I really hope Nombie is still alive.
Why isn't it Tuesday yet?
I finally grew a pair and called to schedule the OB visit... I suppose I can always cancel if the worst happens... or rather, have my husband call and cancel for me. I did not like making that call though.
My PIO injection the other night left a nasty painful lump under my skin. Now it hurts all the time, and laying on that side is out of the question... unless I'm at an odd angle. Awesome.
I miss real food. My husband is "culinarily challenged". I know eating in bed, having meals brought to you, is a bit of a novelty... but it's sorely worn out it's welcome. I miss my own cooking, but I'm not going up and down and up and down the stairs for it. So... I'm dealing. But I swear, all this processed crap is going to be the death of me: it's gross, high in calories, high in sodium, and... just not healthy at all.

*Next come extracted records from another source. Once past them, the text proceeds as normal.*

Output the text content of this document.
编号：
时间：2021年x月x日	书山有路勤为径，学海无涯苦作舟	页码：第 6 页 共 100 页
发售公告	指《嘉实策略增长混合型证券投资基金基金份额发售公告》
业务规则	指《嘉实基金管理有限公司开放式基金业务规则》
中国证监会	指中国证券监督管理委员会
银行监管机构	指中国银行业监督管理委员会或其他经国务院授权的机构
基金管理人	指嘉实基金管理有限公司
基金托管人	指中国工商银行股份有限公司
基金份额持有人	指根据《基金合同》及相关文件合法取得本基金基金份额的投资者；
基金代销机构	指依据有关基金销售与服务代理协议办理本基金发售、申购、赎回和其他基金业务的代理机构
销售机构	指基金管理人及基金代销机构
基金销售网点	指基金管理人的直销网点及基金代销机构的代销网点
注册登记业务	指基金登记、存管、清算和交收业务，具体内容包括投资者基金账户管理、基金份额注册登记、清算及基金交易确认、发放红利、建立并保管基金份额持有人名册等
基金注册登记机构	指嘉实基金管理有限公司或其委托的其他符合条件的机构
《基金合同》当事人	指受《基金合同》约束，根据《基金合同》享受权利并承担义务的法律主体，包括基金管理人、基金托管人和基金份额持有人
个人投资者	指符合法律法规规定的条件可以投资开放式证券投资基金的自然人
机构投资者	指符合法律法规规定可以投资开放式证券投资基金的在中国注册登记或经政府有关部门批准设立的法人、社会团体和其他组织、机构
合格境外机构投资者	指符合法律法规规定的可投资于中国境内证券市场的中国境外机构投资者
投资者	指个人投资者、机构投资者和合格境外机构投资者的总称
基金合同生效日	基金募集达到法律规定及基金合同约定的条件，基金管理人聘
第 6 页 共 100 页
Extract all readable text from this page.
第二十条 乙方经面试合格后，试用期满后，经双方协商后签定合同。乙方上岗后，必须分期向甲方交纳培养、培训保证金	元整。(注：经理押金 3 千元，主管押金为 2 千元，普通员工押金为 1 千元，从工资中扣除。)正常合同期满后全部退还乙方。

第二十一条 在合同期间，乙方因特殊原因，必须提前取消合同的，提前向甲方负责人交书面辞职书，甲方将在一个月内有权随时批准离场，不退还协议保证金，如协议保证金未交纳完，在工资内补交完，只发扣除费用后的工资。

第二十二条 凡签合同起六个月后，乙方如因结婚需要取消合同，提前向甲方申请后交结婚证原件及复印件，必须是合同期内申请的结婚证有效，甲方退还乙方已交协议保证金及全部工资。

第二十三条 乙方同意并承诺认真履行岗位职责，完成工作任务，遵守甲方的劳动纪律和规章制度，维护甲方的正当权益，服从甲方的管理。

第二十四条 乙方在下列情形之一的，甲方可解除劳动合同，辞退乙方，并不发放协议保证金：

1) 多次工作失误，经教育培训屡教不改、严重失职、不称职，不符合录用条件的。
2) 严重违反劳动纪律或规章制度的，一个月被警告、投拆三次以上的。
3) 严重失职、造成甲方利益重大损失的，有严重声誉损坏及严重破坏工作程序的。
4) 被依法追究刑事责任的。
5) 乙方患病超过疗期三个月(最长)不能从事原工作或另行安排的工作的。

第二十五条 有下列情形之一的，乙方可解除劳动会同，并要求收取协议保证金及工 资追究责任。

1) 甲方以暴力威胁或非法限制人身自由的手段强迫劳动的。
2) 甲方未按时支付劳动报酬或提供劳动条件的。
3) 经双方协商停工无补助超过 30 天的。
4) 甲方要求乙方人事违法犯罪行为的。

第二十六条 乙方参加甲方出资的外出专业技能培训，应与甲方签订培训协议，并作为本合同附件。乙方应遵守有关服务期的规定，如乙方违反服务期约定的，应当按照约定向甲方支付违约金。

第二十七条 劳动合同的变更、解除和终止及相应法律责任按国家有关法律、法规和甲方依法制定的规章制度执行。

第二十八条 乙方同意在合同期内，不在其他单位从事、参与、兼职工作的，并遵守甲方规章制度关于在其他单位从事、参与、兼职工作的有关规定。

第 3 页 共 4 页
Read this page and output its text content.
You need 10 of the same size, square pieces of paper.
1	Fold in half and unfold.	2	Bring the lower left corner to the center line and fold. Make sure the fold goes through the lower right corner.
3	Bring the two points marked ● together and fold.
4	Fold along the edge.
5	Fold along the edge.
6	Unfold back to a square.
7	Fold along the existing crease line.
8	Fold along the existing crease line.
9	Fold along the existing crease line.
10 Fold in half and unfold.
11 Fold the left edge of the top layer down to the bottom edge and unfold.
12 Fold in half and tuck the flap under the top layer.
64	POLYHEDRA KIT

I sound whiny. I've practically been on bedrest this entire pregnancy though, some self imposed, some ordered by my doctor, and some recommended by my doctor. That's a really long time to not leave my house, other than to see my doctor.
Don't think I'm ungrateful that I'm still pregnant, because everyday that Nombie is still alive... words can not express how grateful I am. But this is really hard on me, physically and emotionally. Physically I'm cramping rather painfully at times, I keep bleeding off and on, I hurt from my injections (not just when we do them, but all night after too), I hurt from laying in my bed, and my diet has crashed my system. Emotionally, I try to stifle my tears every time I start cramping really bad again, it seems like it's one thing after another this pregnancy, I wonder every day if Nombie is still alive, I live in fear, I wonder how I'll ever find the strength to survive if we lose this one too, I see how our entire lives have been completely altered and yet we don't even know how this is going to end.
I'm so scared for Nombie... and I'm scared for myself. I'm trying to take it one day at a time, but it's hard living your life like that.